The ratio between the number of sides of two regular Polygons is 1:2 and ratio between their interior angles is 2 : 3, The number of sides of these polygons are respectively

To solve the problem, we need to find the number of sides of two regular polygons given their ratios of sides and interior angles. ### Step-by-Step Solution: 1. **Define Variables**: Let \( n_1 \) be the number of sides of the first polygon and \( n_2 \) be the number of sides of the second polygon.
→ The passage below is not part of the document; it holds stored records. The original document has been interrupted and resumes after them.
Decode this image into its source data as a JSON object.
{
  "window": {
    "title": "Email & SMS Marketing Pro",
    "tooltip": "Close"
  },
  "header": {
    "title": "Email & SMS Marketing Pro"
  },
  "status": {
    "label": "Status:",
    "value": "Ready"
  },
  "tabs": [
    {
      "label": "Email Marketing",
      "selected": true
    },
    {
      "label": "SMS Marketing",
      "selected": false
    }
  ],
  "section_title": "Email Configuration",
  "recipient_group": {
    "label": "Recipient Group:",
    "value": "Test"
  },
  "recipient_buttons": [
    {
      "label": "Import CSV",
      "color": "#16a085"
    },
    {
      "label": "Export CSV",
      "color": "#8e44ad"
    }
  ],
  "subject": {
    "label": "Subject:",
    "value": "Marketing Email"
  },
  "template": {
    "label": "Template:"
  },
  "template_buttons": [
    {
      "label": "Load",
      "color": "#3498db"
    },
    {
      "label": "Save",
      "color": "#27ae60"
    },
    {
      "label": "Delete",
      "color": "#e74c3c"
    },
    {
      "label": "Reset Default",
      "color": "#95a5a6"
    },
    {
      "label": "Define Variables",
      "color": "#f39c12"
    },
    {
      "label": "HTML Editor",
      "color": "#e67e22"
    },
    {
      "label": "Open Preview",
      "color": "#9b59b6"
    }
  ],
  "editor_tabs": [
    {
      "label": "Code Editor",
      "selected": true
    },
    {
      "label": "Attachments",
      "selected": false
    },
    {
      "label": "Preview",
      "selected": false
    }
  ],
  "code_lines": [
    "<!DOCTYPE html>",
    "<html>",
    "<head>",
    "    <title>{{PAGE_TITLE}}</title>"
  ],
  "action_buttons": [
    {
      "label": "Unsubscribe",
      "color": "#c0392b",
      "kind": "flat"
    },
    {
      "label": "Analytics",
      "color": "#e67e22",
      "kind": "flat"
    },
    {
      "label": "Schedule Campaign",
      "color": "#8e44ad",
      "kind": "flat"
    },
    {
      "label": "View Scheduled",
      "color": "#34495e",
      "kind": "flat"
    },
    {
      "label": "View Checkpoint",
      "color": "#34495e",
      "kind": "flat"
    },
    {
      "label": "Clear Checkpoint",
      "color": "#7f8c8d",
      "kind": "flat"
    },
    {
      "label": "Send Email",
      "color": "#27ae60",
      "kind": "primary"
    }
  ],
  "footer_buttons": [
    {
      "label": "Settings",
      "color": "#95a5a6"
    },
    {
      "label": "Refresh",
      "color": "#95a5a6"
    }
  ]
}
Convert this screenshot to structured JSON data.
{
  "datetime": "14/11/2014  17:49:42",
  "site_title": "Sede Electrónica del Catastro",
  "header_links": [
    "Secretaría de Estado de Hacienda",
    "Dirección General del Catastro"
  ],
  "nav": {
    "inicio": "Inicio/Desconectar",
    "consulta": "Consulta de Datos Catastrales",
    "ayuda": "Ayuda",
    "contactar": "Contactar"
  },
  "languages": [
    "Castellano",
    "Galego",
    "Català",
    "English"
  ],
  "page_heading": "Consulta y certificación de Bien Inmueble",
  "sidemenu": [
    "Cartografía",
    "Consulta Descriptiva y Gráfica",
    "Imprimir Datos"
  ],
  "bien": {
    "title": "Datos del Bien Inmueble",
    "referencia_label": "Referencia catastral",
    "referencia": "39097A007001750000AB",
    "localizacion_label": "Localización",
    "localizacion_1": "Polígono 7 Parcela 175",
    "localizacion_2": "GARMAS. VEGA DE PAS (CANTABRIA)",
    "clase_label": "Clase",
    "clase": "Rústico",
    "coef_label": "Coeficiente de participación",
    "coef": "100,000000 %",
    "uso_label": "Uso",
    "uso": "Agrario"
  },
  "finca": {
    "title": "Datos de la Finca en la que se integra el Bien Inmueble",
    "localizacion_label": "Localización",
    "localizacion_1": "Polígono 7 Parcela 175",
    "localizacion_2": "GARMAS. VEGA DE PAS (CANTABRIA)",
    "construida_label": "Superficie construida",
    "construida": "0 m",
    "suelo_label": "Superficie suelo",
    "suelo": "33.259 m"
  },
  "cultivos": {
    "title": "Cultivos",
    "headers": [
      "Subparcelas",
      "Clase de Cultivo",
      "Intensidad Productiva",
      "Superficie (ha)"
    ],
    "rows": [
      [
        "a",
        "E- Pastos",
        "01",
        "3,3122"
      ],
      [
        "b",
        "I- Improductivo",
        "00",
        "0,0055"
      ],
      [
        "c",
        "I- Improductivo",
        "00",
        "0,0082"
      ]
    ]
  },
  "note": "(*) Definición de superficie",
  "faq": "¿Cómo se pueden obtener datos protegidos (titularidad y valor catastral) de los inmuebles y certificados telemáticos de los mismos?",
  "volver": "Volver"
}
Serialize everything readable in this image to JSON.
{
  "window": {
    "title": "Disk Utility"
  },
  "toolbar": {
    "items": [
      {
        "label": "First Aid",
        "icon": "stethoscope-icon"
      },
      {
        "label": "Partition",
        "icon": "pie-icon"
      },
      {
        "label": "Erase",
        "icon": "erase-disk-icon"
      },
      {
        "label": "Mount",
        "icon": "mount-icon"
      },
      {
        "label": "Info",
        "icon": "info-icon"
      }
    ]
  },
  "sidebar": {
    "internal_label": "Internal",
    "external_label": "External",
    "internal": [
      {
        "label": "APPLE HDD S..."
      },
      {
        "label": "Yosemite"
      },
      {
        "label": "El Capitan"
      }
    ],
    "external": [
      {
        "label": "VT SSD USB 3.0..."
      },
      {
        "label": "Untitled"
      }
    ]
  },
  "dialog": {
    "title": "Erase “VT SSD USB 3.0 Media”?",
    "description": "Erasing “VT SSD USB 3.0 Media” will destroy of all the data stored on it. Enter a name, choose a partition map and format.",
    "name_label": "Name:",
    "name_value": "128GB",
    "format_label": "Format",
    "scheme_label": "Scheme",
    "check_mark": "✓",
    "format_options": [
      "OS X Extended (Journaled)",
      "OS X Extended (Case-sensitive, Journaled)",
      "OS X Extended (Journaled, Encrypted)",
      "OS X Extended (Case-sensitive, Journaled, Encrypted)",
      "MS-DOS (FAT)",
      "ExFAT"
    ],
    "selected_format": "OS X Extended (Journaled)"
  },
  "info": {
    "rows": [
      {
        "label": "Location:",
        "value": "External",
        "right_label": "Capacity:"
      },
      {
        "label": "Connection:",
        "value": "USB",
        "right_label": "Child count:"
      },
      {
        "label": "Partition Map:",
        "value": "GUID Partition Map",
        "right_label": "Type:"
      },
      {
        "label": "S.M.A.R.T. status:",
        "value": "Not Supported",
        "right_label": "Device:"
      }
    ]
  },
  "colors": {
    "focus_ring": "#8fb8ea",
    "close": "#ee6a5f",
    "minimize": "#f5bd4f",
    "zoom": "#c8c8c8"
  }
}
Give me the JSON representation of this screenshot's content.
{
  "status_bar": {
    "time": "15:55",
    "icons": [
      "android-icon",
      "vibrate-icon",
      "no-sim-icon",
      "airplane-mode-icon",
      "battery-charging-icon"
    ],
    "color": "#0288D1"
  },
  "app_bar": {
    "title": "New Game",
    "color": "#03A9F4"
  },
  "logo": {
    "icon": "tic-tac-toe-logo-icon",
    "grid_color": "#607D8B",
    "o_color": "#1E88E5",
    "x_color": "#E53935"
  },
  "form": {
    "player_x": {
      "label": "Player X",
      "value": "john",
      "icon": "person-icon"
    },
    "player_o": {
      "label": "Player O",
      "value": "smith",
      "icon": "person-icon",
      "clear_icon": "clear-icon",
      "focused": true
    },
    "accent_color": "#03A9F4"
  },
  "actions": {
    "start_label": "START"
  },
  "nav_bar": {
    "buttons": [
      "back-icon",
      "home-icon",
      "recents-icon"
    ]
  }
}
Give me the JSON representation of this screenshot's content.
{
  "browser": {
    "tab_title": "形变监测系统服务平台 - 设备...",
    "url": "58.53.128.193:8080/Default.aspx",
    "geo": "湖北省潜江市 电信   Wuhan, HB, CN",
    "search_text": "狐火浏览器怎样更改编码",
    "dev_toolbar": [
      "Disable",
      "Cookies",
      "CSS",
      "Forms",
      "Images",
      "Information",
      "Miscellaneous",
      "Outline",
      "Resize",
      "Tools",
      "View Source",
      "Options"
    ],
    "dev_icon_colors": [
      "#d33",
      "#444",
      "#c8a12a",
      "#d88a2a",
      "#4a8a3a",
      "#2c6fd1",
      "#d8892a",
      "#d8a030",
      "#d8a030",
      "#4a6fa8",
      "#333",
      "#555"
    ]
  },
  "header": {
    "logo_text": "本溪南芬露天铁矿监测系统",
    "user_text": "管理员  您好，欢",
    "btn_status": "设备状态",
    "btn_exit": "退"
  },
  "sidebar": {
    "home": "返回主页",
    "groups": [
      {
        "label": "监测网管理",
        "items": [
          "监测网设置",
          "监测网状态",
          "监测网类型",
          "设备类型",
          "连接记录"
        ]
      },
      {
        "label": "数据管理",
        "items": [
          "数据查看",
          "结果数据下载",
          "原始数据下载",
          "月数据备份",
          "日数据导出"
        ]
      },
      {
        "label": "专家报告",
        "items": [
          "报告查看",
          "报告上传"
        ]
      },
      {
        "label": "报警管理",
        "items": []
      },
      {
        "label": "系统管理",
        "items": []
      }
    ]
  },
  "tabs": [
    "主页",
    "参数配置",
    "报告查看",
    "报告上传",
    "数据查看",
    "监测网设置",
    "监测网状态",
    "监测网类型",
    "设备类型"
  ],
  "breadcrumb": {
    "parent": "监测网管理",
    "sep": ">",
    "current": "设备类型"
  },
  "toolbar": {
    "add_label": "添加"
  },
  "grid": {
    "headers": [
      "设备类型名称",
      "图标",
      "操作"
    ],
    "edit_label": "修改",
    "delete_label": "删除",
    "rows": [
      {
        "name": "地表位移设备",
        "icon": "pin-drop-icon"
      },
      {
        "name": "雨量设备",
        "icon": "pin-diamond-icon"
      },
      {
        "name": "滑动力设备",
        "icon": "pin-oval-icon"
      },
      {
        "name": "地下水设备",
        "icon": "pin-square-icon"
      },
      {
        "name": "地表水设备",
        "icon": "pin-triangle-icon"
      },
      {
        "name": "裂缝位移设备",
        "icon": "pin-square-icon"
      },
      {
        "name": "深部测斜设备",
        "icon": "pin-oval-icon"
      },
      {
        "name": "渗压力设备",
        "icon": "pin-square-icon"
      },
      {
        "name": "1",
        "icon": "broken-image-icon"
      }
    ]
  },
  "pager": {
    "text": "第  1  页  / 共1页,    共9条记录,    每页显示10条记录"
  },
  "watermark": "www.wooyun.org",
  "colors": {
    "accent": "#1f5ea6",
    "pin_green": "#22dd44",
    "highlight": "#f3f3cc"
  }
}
According to the problem, the ratio of the number of sides is given as: \[ \frac{n_1}{n_2} = \frac{1}{2} \] This means: \[ n_2 = 2n_1 \] 2. **Interior Angle Formula**: The formula for the interior angle of a regular polygon with \( n \) sides is: \[ \text{Interior Angle} = \frac{(n-2) \times 180}{n} \] Thus, for the first polygon: \[ \text{Interior Angle}_1 = \frac{(n_1 - 2) \times 180}{n_1} \] And for the second polygon: \[ \text{Interior Angle}_2 = \frac{(n_2 - 2) \times 180}{n_2} \] 3. **Set Up the Ratio of Interior Angles**: We know the ratio of the interior angles is given as: \[ \frac{\text{Interior Angle}_1}{\text{Interior Angle}_2} = \frac{2}{3} \] Substituting the expressions for the interior angles: \[ \frac{\frac{(n_1 - 2) \times 180}{n_1}}{\frac{(n_2 - 2) \times 180}{n_2}} = \frac{2}{3} \] This simplifies to: \[ \frac{(n_1 - 2) \times n_2}{(n_2 - 2) \times n_1} = \frac{2}{3} \] 4. **Substituting \( n_2 \)**: Substitute \( n_2 = 2n_1 \) into the equation: \[ \frac{(n_1 - 2) \times (2n_1)}{(2n_1 - 2) \times n_1} = \frac{2}{3} \] Simplifying the left side: \[ \frac{2(n_1 - 2)}{2 - \frac{2}{n_1}} = \frac{2}{3} \] This simplifies to: \[ \frac{(n_1 - 2)}{(n_1 - 1)} = \frac{2}{3} \] 5. **Cross-Multiplying**: Cross-multiply to solve for \( n_1 \): \[ 3(n_1 - 2) = 2(n_1 - 1) \] Expanding both sides: \[ 3n_1 - 6 = 2n_1 - 2 \] Rearranging gives: \[ 3n_1 - 2n_1 = 4 \implies n_1 = 4 \] 6. **Finding \( n_2 \)**: Now substitute \( n_1 \) back to find \( n_2 \): \[ n_2 = 2n_1 = 2 \times 4 = 8 \] ### Final Answer: The number of sides of the two polygons are \( n_1 = 4 \) and \( n_2 = 8 \).